Stawiają przed nim szereg wyzwań i regulacji, którym drewno, ze względu na swoją naturę, nie jest w stanie sprostać. Dotyczy to przede wszystkim kwestii pożarowych. To między innymi za ich przyczyną budownictwo drewniane ogranicza się przede wszystkim do małych budynków, najczęściej domów jednorodzinnych. Przy większych prawo wymusza stosowanie materiałów zupełnie niepalnych, czyli np. konstrukcji żelbetowych odgraniczających różne strefy pożarowe.
Czy Polska ma szansę na drewnianą przyszłość?
W związku z wprowadzeniem unijnej dyrektywy w sprawie sprawozdawczości w zakresie zrównoważonego rozwoju (CSRD - Corporate Sustainability Reporting Directive) wielu producentów budowlanych zwraca się w stronę ekologicznej produkcji. Tradycyjna produkcja betonu, mimo że popularna i sprawdzona, wiąże się z wieloma negatywnymi skutkami środowiskowymi, takimi jak np. emisja tlenku węgla podczas procesu wiązania betonu.
Szacuje się, że produkcja betonu odpowiada za nawet 8 proc. światowych emisji CO2. Winny jest temu szczególnie cement portlandzki, którego pojedyncza tona przekłada się na emisję od 800 do 900 kg dwutlenku węgla. Z tego powodu drewno, które od wieków odgrywa kluczową rolę w polskiej tradycji budowlanej, ma szansę stać się najatrakcyjniejszym materiałem budowalnym.

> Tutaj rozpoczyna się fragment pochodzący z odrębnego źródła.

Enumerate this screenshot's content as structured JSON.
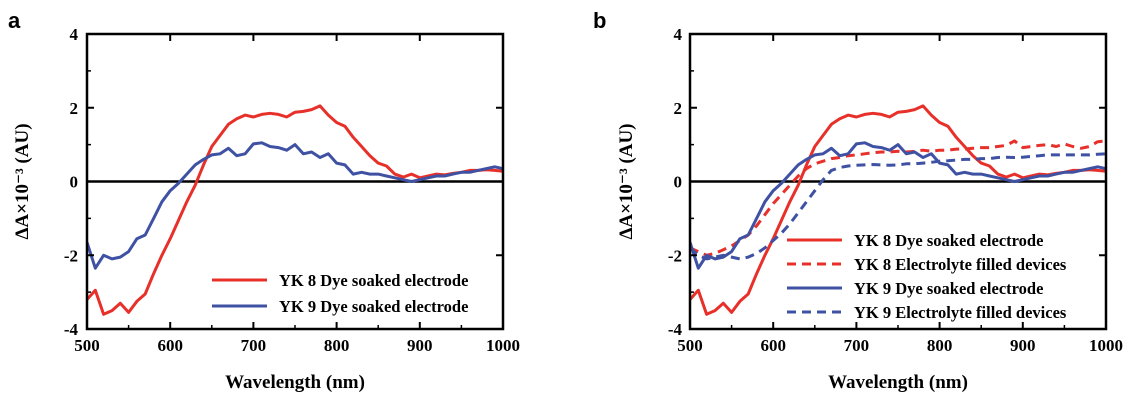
{
  "colors": {
    "red": "#e8302a",
    "blue": "#3f51a3",
    "axis": "#000000"
  },
  "chart_data": [
    {
      "panel": "a",
      "type": "line",
      "xlabel": "Wavelength (nm)",
      "ylabel": "ΔA×10⁻³ (AU)",
      "xlim": [
        500,
        1000
      ],
      "ylim": [
        -4,
        4
      ],
      "xticks": [
        500,
        600,
        700,
        800,
        900,
        1000
      ],
      "yticks": [
        -4,
        -2,
        0,
        2,
        4
      ],
      "zero_line": true,
      "legend_position": "bottom-right",
      "series": [
        {
          "name": "YK 8 Dye soaked electrode",
          "color": "#e8302a",
          "dash": "solid",
          "x": [
            500,
            510,
            520,
            530,
            540,
            550,
            560,
            570,
            580,
            590,
            600,
            610,
            620,
            630,
            640,
            650,
            660,
            670,
            680,
            690,
            700,
            710,
            720,
            730,
            740,
            750,
            760,
            770,
            780,
            790,
            800,
            810,
            820,
            830,
            840,
            850,
            860,
            870,
            880,
            890,
            900,
            910,
            920,
            930,
            940,
            950,
            960,
            970,
            980,
            990,
            1000
          ],
          "y": [
            -3.2,
            -2.95,
            -3.6,
            -3.5,
            -3.3,
            -3.55,
            -3.25,
            -3.05,
            -2.5,
            -2.0,
            -1.55,
            -1.05,
            -0.55,
            -0.1,
            0.45,
            0.95,
            1.25,
            1.55,
            1.7,
            1.8,
            1.75,
            1.82,
            1.85,
            1.82,
            1.75,
            1.88,
            1.9,
            1.95,
            2.05,
            1.8,
            1.6,
            1.5,
            1.2,
            0.95,
            0.7,
            0.5,
            0.42,
            0.2,
            0.12,
            0.2,
            0.1,
            0.15,
            0.2,
            0.18,
            0.22,
            0.25,
            0.3,
            0.3,
            0.32,
            0.3,
            0.28
          ]
        },
        {
          "name": "YK 9 Dye soaked electrode",
          "color": "#3f51a3",
          "dash": "solid",
          "x": [
            500,
            510,
            520,
            530,
            540,
            550,
            560,
            570,
            580,
            590,
            600,
            610,
            620,
            630,
            640,
            650,
            660,
            670,
            680,
            690,
            700,
            710,
            720,
            730,
            740,
            750,
            760,
            770,
            780,
            790,
            800,
            810,
            820,
            830,
            840,
            850,
            860,
            870,
            880,
            890,
            900,
            910,
            920,
            930,
            940,
            950,
            960,
            970,
            980,
            990,
            1000
          ],
          "y": [
            -1.65,
            -2.35,
            -2.0,
            -2.1,
            -2.05,
            -1.9,
            -1.55,
            -1.45,
            -1.0,
            -0.55,
            -0.25,
            -0.05,
            0.2,
            0.45,
            0.6,
            0.72,
            0.75,
            0.9,
            0.7,
            0.75,
            1.02,
            1.05,
            0.95,
            0.92,
            0.85,
            1.0,
            0.75,
            0.8,
            0.65,
            0.75,
            0.5,
            0.45,
            0.2,
            0.25,
            0.2,
            0.2,
            0.15,
            0.1,
            0.05,
            0.0,
            0.05,
            0.1,
            0.15,
            0.15,
            0.2,
            0.25,
            0.25,
            0.3,
            0.35,
            0.4,
            0.35
          ]
        }
      ]
    },
    {
      "panel": "b",
      "type": "line",
      "xlabel": "Wavelength (nm)",
      "ylabel": "ΔA×10⁻³ (AU)",
      "xlim": [
        500,
        1000
      ],
      "ylim": [
        -4,
        4
      ],
      "xticks": [
        500,
        600,
        700,
        800,
        900,
        1000
      ],
      "yticks": [
        -4,
        -2,
        0,
        2,
        4
      ],
      "zero_line": true,
      "legend_position": "bottom-right",
      "series": [
        {
          "name": "YK 8 Dye soaked electrode",
          "color": "#e8302a",
          "dash": "solid",
          "x": [
            500,
            510,
            520,
            530,
            540,
            550,
            560,
            570,
            580,
            590,
            600,
            610,
            620,
            630,
            640,
            650,
            660,
            670,
            680,
            690,
            700,
            710,
            720,
            730,
            740,
            750,
            760,
            770,
            780,
            790,
            800,
            810,
            820,
            830,
            840,
            850,
            860,
            870,
            880,
            890,
            900,
            910,
            920,
            930,
            940,
            950,
            960,
            970,
            980,
            990,
            1000
          ],
          "y": [
            -3.2,
            -2.95,
            -3.6,
            -3.5,
            -3.3,
            -3.55,
            -3.25,
            -3.05,
            -2.5,
            -2.0,
            -1.55,
            -1.05,
            -0.55,
            -0.1,
            0.45,
            0.95,
            1.25,
            1.55,
            1.7,
            1.8,
            1.75,
            1.82,
            1.85,
            1.82,
            1.75,
            1.88,
            1.9,
            1.95,
            2.05,
            1.8,
            1.6,
            1.5,
            1.2,
            0.95,
            0.7,
            0.5,
            0.42,
            0.2,
            0.12,
            0.2,
            0.1,
            0.15,
            0.2,
            0.18,
            0.22,
            0.25,
            0.3,
            0.3,
            0.32,
            0.3,
            0.28
          ]
        },
        {
          "name": "YK 8 Electrolyte filled devices",
          "color": "#e8302a",
          "dash": "dashed",
          "x": [
            500,
            510,
            520,
            530,
            540,
            550,
            560,
            570,
            580,
            590,
            600,
            610,
            620,
            630,
            640,
            650,
            660,
            670,
            680,
            690,
            700,
            710,
            720,
            730,
            740,
            750,
            760,
            770,
            780,
            790,
            800,
            810,
            820,
            830,
            840,
            850,
            860,
            870,
            880,
            890,
            900,
            910,
            920,
            930,
            940,
            950,
            960,
            970,
            980,
            990,
            1000
          ],
          "y": [
            -1.8,
            -1.9,
            -2.0,
            -1.95,
            -1.85,
            -1.75,
            -1.6,
            -1.45,
            -1.2,
            -0.9,
            -0.6,
            -0.35,
            -0.1,
            0.15,
            0.35,
            0.48,
            0.55,
            0.62,
            0.65,
            0.7,
            0.72,
            0.75,
            0.78,
            0.8,
            0.8,
            0.82,
            0.8,
            0.82,
            0.85,
            0.82,
            0.85,
            0.85,
            0.88,
            0.88,
            0.9,
            0.92,
            0.92,
            0.95,
            0.98,
            1.1,
            0.92,
            0.95,
            0.98,
            1.0,
            0.95,
            1.02,
            0.95,
            0.9,
            0.95,
            1.08,
            1.1
          ]
        },
        {
          "name": "YK 9 Dye soaked electrode",
          "color": "#3f51a3",
          "dash": "solid",
          "x": [
            500,
            510,
            520,
            530,
            540,
            550,
            560,
            570,
            580,
            590,
            600,
            610,
            620,
            630,
            640,
            650,
            660,
            670,
            680,
            690,
            700,
            710,
            720,
            730,
            740,
            750,
            760,
            770,
            780,
            790,
            800,
            810,
            820,
            830,
            840,
            850,
            860,
            870,
            880,
            890,
            900,
            910,
            920,
            930,
            940,
            950,
            960,
            970,
            980,
            990,
            1000
          ],
          "y": [
            -1.65,
            -2.35,
            -2.0,
            -2.1,
            -2.05,
            -1.9,
            -1.55,
            -1.45,
            -1.0,
            -0.55,
            -0.25,
            -0.05,
            0.2,
            0.45,
            0.6,
            0.72,
            0.75,
            0.9,
            0.7,
            0.75,
            1.02,
            1.05,
            0.95,
            0.92,
            0.85,
            1.0,
            0.75,
            0.8,
            0.65,
            0.75,
            0.5,
            0.45,
            0.2,
            0.25,
            0.2,
            0.2,
            0.15,
            0.1,
            0.05,
            0.0,
            0.05,
            0.1,
            0.15,
            0.15,
            0.2,
            0.25,
            0.25,
            0.3,
            0.35,
            0.4,
            0.35
          ]
        },
        {
          "name": "YK 9 Electrolyte filled devices",
          "color": "#3f51a3",
          "dash": "dashed",
          "x": [
            500,
            510,
            520,
            530,
            540,
            550,
            560,
            570,
            580,
            590,
            600,
            610,
            620,
            630,
            640,
            650,
            660,
            670,
            680,
            690,
            700,
            710,
            720,
            730,
            740,
            750,
            760,
            770,
            780,
            790,
            800,
            810,
            820,
            830,
            840,
            850,
            860,
            870,
            880,
            890,
            900,
            910,
            920,
            930,
            940,
            950,
            960,
            970,
            980,
            990,
            1000
          ],
          "y": [
            -1.8,
            -2.0,
            -2.1,
            -2.05,
            -2.0,
            -2.05,
            -2.1,
            -2.05,
            -1.95,
            -1.8,
            -1.6,
            -1.4,
            -1.15,
            -0.85,
            -0.55,
            -0.25,
            0.05,
            0.3,
            0.38,
            0.42,
            0.44,
            0.45,
            0.46,
            0.45,
            0.44,
            0.45,
            0.48,
            0.48,
            0.5,
            0.52,
            0.55,
            0.56,
            0.58,
            0.6,
            0.6,
            0.62,
            0.62,
            0.65,
            0.66,
            0.65,
            0.66,
            0.68,
            0.7,
            0.72,
            0.72,
            0.72,
            0.72,
            0.72,
            0.72,
            0.74,
            0.75
          ]
        }
      ]
    }
  ]
}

Czytaj także: To nie jest kraj dla drewnianych prefabrykatów. Co sprawia, że nie decydujemy się na tę technologię?
Tym, co może mu to utrudnić, jest – przywołana powyżej – nieufność Polaków względem drewna jako materiału budowlanego. Drewno często kojarzone jest ze specyficznymi typami budynków, takimi jak domki letniskowe, wiejskie chaty, kościoły czy skanseny. Kwestionowana jest jego wytrzymałość i ognioodporność. Wielu ludzi uważa, że narażanie go na działanie promieni słonecznych może prowadzić do widocznych różnic w wyglądzie elewacji. Do tego dochodzi lęk o uszkodzenie materiału przez szkodniki, który nijak nie idzie w parzę z myśleniem o drewnie jak o nowoczesnym materiale.
Obecnie obawy te nie są niczym uzasadnione; technologia drewniana poszła znacznie do przodu, często proponując więcej zalet, niż pozostałe materiały budowlane. Na przykład budynek wzniesiony w drewnianej technologii prefabrykowanej można dosłownie „złożyć” i „rozłożyć”, podczas gdy rozmontowanie budynku ze stali lub żelbetu pozostaje niewykonalne.